P7: Head up and left on easy but sparsely protected terrain passing a two bolt anchor and following the path of least resistance towards the skyline ridge. 60m (5.4)

P8: Continue up on low-5th and 4th-class terrain until the technical climbing eases to scrambling. 60m (5.2)

Continue scrambling up and left following a narrow but exposed and loose ridge until you can eventually gain the summit pinnacle.

Descent: From the summit, trend west/southwest along the ridgeline following a faint trail when possible until you can gain the Southwest Gully descent. A mix of grassy hillsides and 3rd-4th class down-climbing in a water groove will lead down the drainage until it is possible to exit onto a climber's path on your left. Follow the path back to the road.

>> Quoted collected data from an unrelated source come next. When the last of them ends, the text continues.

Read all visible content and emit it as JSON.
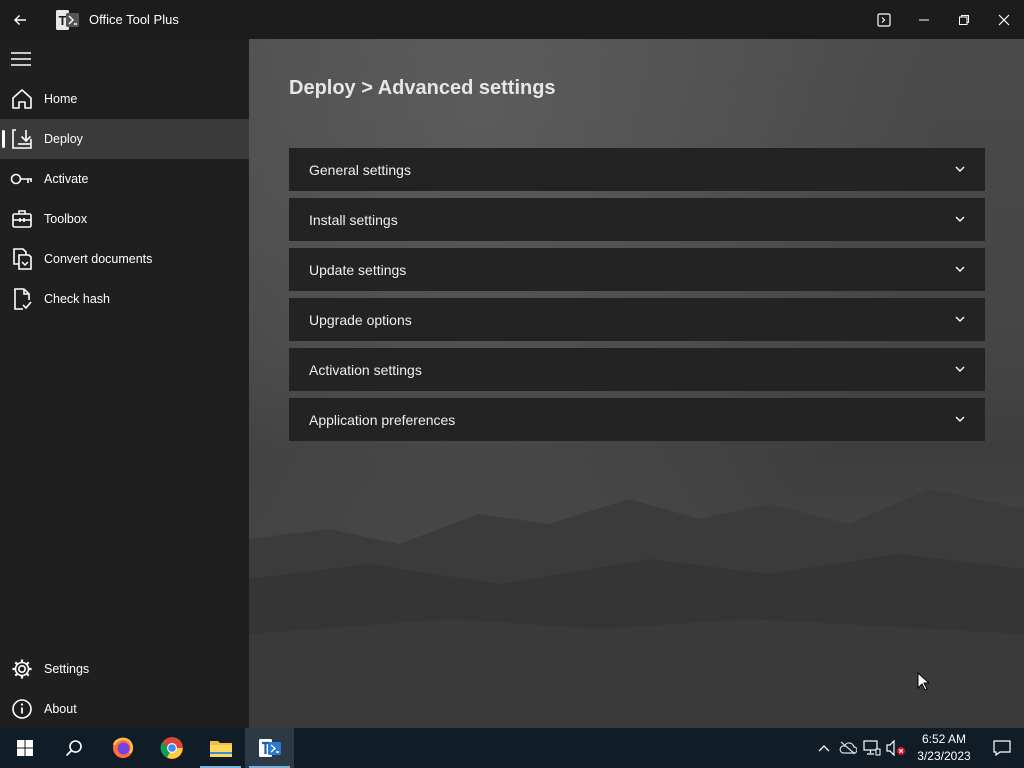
{
  "window": {
    "title": "Office Tool Plus",
    "logo_letter": "T"
  },
  "sidebar": {
    "items": [
      {
        "label": "Home",
        "icon": "home-icon"
      },
      {
        "label": "Deploy",
        "icon": "deploy-icon",
        "active": true
      },
      {
        "label": "Activate",
        "icon": "key-icon"
      },
      {
        "label": "Toolbox",
        "icon": "toolbox-icon"
      },
      {
        "label": "Convert documents",
        "icon": "convert-documents-icon"
      },
      {
        "label": "Check hash",
        "icon": "check-hash-icon"
      }
    ],
    "bottom_items": [
      {
        "label": "Settings",
        "icon": "gear-icon"
      },
      {
        "label": "About",
        "icon": "info-icon"
      }
    ]
  },
  "main": {
    "breadcrumb": "Deploy > Advanced settings",
    "panels": [
      {
        "label": "General settings"
      },
      {
        "label": "Install settings"
      },
      {
        "label": "Update settings"
      },
      {
        "label": "Upgrade options"
      },
      {
        "label": "Activation settings"
      },
      {
        "label": "Application preferences"
      }
    ]
  },
  "taskbar": {
    "apps": [
      "start-icon",
      "search-icon",
      "firefox-icon",
      "chrome-icon",
      "file-explorer-icon",
      "office-tool-plus-icon"
    ],
    "clock": {
      "time": "6:52 AM",
      "date": "3/23/2023"
    }
  },
  "colors": {
    "sidebar_bg": "#1f1f1f",
    "active_item_bg": "#3a3a3a",
    "panel_bg": "#232323",
    "taskbar_bg": "#101c26"
  }
}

Located about 35 miles from Eugene near the Blue River Reservoir on the west side of the Oregon Cascades, whether approached from the east or west, getting to Wolf Rock will involve about ten miles of driving on well-maintained gravel roads. Though it is probably simpler to find your way from the west, the directions provided from the east aren't quite as complicated as they sound. Barring any changes from July 2011, the roads both ways are completely passable with a low-clearence, 2WD vehicle. From the east, drive Hwy 126 to make a right on Deer Creek Rd (FS140). Take that 0.6 miles to make a left onto Rd 2655. Drive that 1.3 miles until you can take a right onto Rd 2654. Drive that 4.8 miles until you can take a slight left onto Rd 2656. Drive that 1.1 mi to Rd 700. Take a left onto Rd 15. Drive that 1.3 mi until the wall is obvious on your right. From the west, drive 126 about 35 miles from Eugene to take a left on Blue River Reservoir Rd. Pass a number of campgrounds and signs for an experimental forest, staying all of the time on Rd. 15. Bearing right at most intersections (again staying on Rd. 15), about 10 miles of dirt road will lead you to find the wall on your left. Park at a pull-out on the south side of the road under The Great Arch. Follow a climber's trail up through the woods until you reach the wall, heading right to the base of the route, which is easily identified by two patched bolt holes at chest height.


Medium rack to 3" with many slings. No RPs or tiny micro-cams necessary.

Thanks to an excellent re-bolting job, all of the belays are sound and all of the lead bolts that needed replacing have been replaced. A few old bolts do remain throughout the route, but it is unlikely that any will ruin your day.